Un contre-projet industriel de cette ampleur, proposé par les salariés pour éviter la destruction d’emplois suite à une restructuration, est extrêmement rare. Il est un véritable défi à l’affichage que font les grands groupes industriels de leur engagement en faveur du développement durable et du « socialement responsable ». En décidant de détruire des capacités de production en Europe pour y raréfier les qualités de papier qu’il fabrique et en faire monter les prix de vente, le groupe finlandais Stora Enso restera classé dans la catégorie du capitalisme dur ! L’activité industrielle et l’emploi d’une région, l’innovation, l’avenir des salariés et de leur famille, tout cela n’a pas cours quand il s’agit de rentabilité et de résultats financiers.
Renforcer l’Europe
Le contre-projet des salariés du groupe papetier Stora Enso, destiné à sauvegarder les 400 emplois menacés, aura reçu l’entier soutien des acteurs français, jusqu’au Premier ministre. L’Emcef et Uni Graphical, les deux fédérations syndicales européennes qui couvrent le champ de la production papetière et des industries graphiques, auront aussi apporté leur total soutien au projet de reprise. La manifestation des salariés à Bruxelles, devant le Conseil de l’Europe, le 7 novembre 2006, aura elle permis de rencontrer le ministre des Finances finlandais, et de lui demander d’intervenir auprès de Stora Enso, l’Etat finlandais en étant actionnaire. Mais aujourd’hui, la réponse qu’il devait donner sous 48 heures n’est pas encore arrivée…
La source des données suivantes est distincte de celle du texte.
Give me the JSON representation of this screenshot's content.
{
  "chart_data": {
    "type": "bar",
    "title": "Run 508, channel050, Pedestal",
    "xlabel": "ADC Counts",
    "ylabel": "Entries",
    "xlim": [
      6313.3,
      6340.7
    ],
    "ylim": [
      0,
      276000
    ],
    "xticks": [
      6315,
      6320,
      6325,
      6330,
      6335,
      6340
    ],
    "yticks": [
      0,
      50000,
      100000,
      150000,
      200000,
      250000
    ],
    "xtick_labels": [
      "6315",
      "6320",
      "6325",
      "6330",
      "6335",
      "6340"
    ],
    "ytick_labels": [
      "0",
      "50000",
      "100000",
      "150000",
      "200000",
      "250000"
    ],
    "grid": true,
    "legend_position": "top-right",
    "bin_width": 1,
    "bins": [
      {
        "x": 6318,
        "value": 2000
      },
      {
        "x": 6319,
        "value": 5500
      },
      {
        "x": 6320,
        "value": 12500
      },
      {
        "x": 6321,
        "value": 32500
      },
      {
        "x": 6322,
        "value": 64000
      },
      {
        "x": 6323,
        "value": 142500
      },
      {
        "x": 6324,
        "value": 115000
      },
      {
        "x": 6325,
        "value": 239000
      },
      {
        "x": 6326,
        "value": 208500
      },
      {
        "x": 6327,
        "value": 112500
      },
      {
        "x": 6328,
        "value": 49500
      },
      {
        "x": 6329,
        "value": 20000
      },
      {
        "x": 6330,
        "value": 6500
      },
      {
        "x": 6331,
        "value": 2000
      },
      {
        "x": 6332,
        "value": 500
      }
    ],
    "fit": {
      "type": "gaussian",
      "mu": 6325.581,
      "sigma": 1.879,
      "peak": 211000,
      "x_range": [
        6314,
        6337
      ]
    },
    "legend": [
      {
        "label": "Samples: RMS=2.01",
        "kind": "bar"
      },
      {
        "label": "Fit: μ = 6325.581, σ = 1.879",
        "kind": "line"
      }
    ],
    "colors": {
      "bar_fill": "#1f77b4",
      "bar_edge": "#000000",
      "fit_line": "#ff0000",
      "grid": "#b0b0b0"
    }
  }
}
Dans ce conflit, le traitement du dossier est resté au niveau d’Etat à Etat, sans avoir pu être pris en charge par une autorité fédératrice européenne. Face à ces groupes industriels mondiaux, la nécessité d’une autorité politique européenne forte est de nouveau démontrée. Le dossier industriel de la filière papetière dépasse largement la dimension nationale. C’est pourquoi il est urgent de pourvoir le réguler au niveau européen. Organiser une réelle représentation politique nécessite de se doter d’une Constitution européenne. Si le premier projet de Constitution n’a pas reçu l’assentiment majoritaire des Français, il ne faut pas en rester là. Il faut en bâtir un nouveau qui permette à l’Europe de peser sur la scène mondiale.